If you thought Britain was a civilized, genteel society of tea drinkers and croquet players, think again. It is actually, according to those in the know, a nation brutally oppressed, and cruelly manipulated by the mind controlling melodies of Mozart. 

Yes, that’s right, according to Sign of the Times, “Britain has become the ‘Willy Wonka’ of social control, churning out increasingly creepy, bizarre, and fantastic methods for policing the populace.” 

And the latest giant gobstopper being rammed down the British public’s throat is apparently the “weaponization of classical music,” with Mozart being transformed into a “tool of state repression.” 

Which is almost as dramatic sounding as Beethoven’s ninth symphony. 

SotT seems to have gone a little OTT in its depiction of Britain as a dark and sinister place blanketed in CCTV cameras and Mosquito buzzer youth dispersers. A place where police beam blindingly bright lights into youngsters’ eyes as they sit canoodling on park benches at night. A place where arrests are now made by unmanned drones

But worst of all, it is a soul destroying place where the sweet melodies of classical music have apparently been given the Clockwork Orange treatment, used in ways that sends youth screaming and running to the nearest non-mosquitoed, non-mozartified bus shelter.

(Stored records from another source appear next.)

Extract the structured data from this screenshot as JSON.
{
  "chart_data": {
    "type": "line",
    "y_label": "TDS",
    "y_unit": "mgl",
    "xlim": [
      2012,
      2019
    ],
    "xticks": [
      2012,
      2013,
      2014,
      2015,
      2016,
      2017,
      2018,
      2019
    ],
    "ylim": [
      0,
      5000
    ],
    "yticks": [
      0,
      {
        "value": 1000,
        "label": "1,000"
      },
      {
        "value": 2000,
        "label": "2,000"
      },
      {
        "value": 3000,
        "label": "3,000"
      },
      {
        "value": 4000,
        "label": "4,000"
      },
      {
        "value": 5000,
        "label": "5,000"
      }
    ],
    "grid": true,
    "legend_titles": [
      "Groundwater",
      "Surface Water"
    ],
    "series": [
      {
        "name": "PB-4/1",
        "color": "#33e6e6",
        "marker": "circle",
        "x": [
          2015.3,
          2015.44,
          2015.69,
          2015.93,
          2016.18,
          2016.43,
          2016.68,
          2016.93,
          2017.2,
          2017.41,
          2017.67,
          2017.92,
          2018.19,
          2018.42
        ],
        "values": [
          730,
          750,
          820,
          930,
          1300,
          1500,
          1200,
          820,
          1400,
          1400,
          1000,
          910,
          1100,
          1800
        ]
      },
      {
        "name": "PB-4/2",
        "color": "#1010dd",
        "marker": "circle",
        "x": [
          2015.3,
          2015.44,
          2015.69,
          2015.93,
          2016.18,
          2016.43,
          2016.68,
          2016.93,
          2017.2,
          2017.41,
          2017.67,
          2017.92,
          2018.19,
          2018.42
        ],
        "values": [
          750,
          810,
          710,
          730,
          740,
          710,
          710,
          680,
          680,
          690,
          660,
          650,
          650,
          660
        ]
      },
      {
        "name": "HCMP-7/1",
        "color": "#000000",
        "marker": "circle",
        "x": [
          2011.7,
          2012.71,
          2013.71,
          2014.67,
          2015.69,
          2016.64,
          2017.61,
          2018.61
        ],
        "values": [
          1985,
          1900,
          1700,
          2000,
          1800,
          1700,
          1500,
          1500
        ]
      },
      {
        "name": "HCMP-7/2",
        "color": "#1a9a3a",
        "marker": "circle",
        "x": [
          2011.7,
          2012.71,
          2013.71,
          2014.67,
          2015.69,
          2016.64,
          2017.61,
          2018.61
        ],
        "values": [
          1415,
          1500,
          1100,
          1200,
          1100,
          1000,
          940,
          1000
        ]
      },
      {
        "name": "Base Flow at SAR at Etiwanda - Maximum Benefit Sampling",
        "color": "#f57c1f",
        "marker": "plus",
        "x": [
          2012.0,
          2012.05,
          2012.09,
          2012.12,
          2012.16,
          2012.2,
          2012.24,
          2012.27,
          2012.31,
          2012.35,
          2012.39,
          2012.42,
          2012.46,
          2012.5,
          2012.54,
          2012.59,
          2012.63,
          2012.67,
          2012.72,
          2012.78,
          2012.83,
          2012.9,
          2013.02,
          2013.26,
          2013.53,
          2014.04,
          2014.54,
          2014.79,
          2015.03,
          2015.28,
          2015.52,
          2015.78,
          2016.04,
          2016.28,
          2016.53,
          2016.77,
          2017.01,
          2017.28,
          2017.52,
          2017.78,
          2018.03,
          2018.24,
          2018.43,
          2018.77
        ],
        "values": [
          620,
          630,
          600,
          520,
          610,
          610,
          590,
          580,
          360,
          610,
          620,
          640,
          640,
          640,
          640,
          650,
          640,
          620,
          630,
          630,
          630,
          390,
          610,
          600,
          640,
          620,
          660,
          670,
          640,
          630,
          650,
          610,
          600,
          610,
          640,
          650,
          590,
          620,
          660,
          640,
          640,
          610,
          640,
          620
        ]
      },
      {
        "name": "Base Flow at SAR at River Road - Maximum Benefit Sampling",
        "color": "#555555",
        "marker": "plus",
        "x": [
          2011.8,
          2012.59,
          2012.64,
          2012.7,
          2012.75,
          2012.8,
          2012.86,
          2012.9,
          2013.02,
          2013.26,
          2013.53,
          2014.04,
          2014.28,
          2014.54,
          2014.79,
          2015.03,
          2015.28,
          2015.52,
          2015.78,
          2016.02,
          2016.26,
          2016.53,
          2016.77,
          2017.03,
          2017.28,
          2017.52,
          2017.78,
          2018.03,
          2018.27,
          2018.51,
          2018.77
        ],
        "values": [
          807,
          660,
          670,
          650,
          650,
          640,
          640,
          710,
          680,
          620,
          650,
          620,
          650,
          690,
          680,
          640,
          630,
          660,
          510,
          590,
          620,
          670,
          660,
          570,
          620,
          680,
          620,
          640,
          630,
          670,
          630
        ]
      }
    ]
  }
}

West Park School, in Derby was apparently the pioneer in the Bach brutalization and Tchaikovsky terrorizing of youth, “subjecting” (its words) naughty children to classical music in so called “special detentions,” lasting two hours. Which by all accounts is more than a little night music. 

The head teacher reckons this has slashed the number of disruptive kiddies by a whopping 60 per cent, which shows that giving children a good Haydn does actually make a difference. 

But whilst some may think putting the little monsters on the Rachmaninoff is a good thing, and the only way to truly get a decent Handel on the situation of antisocial behaviorism, others believe its nothing to Ravel in. 

Because whereas children may have found classical music tiresome and boring before, used as a tool for punishment, it has apparently become unbearable.

This is not news to the town of Tyne and Wear where classical music has purportedly been used at train stations as a weapon against hoodied yoof since the early 2000s. 

Tyne and Wear Metro fessed up to blasting “youths hanging around” its train stations with Mozart and Vivaldi to make them go away, saying the method worked amazingly well. 

“They seem to loathe [the music],” said a railway spokesman, “It’s pretty uncool to be seen hanging around somewhere when Mozart is playing.” 

Tube stations across London are apparently taking note and picking up Tyne and Wear’s tune like the pied piper. Bus-stops, parking lots, parks and shops are following the (nutcracker) suit.

Funny that, you’d think the soothing sounds of classical might be a good accompaniment to shopping, or should that be Chopin? Oh well, welcome to little Britten.